Dans ce thème sont regroupées les équipes dont le travail porte sur la production de ressources pour les enseignants. Aussi bien les niveaux du cursus scolaire auxquels ces ressources s’adressent que les supports choisis pour leur diffusion peuvent être différents. Certaines de ces productions sont devenues des références utiles aux enseignants, d’autres n’en sont encore qu’au stade de la conception.

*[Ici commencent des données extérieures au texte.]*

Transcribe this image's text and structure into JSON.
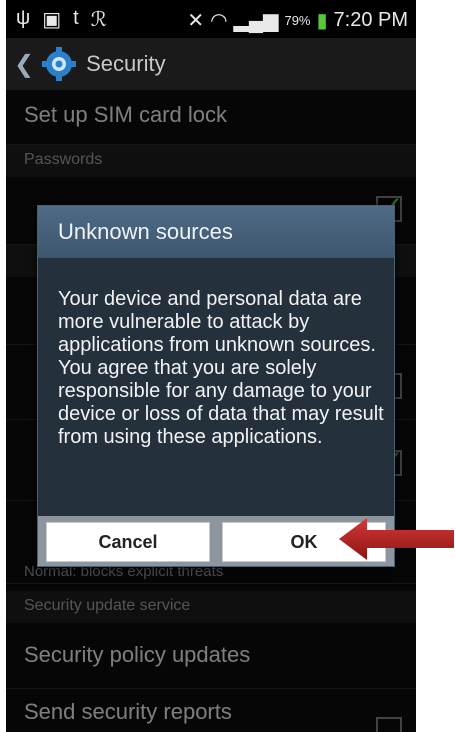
{
  "statusbar": {
    "battery": "79%",
    "time": "7:20 PM"
  },
  "actionbar": {
    "title": "Security"
  },
  "list": {
    "sim_lock": "Set up SIM card lock",
    "section_passwords": "Passwords",
    "section_update": "Security update service",
    "partial_blocks": "Normal: blocks explicit threats",
    "policy_updates": "Security policy updates",
    "send_reports": "Send security reports"
  },
  "dialog": {
    "title": "Unknown sources",
    "message": "Your device and personal data are more vulnerable to attack by applications from unknown sources. You agree that you are solely responsible for any damage to your device or loss of data that may result from using these applications.",
    "cancel_label": "Cancel",
    "ok_label": "OK"
  },
  "colors": {
    "dialog_bg": "#24313d",
    "dialog_title_bg": "#4f6b85",
    "arrow": "#b01c1c",
    "check": "#55c838"
  }
}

Au-delà de leurs différences, toutes semblent néanmoins vouloir répondre à des besoins, identifiés ou non par le milieu enseignant, mais qui apparaissent non satisfaits par les outils traditionnellement mis à la disposition des enseignants de mathématiques : manuels pour les élèves, livres du professeur, ouvrages sur l’enseignement des mathématiques, revues pédagogiques et didactiques, outils s’appuyant sur les TICE, etc.

C’est pourquoi nous avons souhaité questionner ce qui fonde la démarche consistant à concevoir et diffuser des outils originaux, souvent non disponibles pour l’ordinaire de l’exercice de la profession enseignante : y a-t-il un manque que ces productions d’équipes pourraient éventuellement combler ? Et si oui, qu’est-ce qui fait leur originalité didactique, sur quels fondements reposent-elles ?

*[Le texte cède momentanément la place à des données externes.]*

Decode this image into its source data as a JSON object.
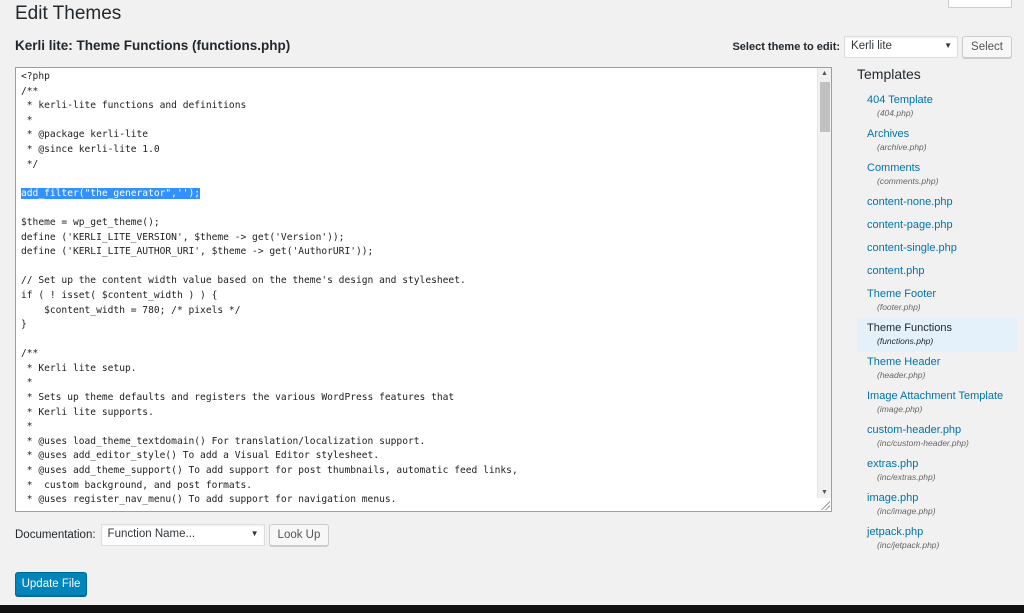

Nous proposons de partager la discussion en s’appuyant sur deux questions qui renvoient à la fois aux spécificités des productions citées, à leur originalité du point de vue de leur conception, et aux réponses qu’elles ont choisi d’apporter à la question de leurs diffusion et réception par le milieu enseignant. Les réponses des équipes peuvent varier en fonction de l’avancement des projets de recherche, ou de leur spécificité. Elles peuvent inclure des considérations théoriques, méthodologiques, susceptibles d’apporter des éclaircissements. Sans nier les différences, on tentera néanmoins de dégager les points de convergence entre les différents projets.


Questions proposées

A quels besoins professionnels enseignants éventuellement non satisfaits répond la production de ces ressources et documents ?

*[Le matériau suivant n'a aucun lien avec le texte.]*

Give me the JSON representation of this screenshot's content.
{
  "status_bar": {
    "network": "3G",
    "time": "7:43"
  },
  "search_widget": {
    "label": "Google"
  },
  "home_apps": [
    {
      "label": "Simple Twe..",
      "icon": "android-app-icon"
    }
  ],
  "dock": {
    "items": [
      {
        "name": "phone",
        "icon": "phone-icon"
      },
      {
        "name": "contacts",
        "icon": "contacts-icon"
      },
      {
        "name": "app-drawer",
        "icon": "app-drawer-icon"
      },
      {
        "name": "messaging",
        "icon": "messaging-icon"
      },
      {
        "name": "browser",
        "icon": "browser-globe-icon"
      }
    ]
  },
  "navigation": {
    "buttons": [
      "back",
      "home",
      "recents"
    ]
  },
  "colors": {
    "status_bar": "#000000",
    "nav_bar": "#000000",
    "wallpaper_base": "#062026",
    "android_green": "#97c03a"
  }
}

Quel constat tire-t-on sur l’état actuel de la professionnalité enseignante en mathématiques ? Quels sont les médias existants pour les enseignants en mathématiques et quel usage en font-ils ? A quels besoins professionnels répondent-ils et quels sont les besoins professionnels qu’ils ne satisfont pas ? Quels sont alors les besoins auxquels sont sensées répondre les productions des équipes du thème 3 ? Sur quelles bases théoriques s’appuient-ils ? Sur quelles méthodologies ? Que peut-on en attendre ?


Comment faire pour que ces productions soient effectivement utilisées par les enseignants ?

Des études ont montré que les manuels des élèves constituent les principales ressources sur lesquelles s’appuient les enseignants pour concevoir leur enseignement. Les ouvrages destinés aux professeurs, les ouvrages rendant compte des recherches menées sur l’enseignement des mathématiques et les développements qu’elles peuvent engendrer dans les classes diffusent peu. Comment pallier cette difficulté ? Quelles dérives envisager lors de la mise à disposition des documents et ressources élaborés par les équipes du thème 3 ? Comment y faire face et les anticiper ?

 

Contact : Yves Matheron

Re: Proposition de questions pour le thème 3 : « Production de ressources / Documents pour enseignants »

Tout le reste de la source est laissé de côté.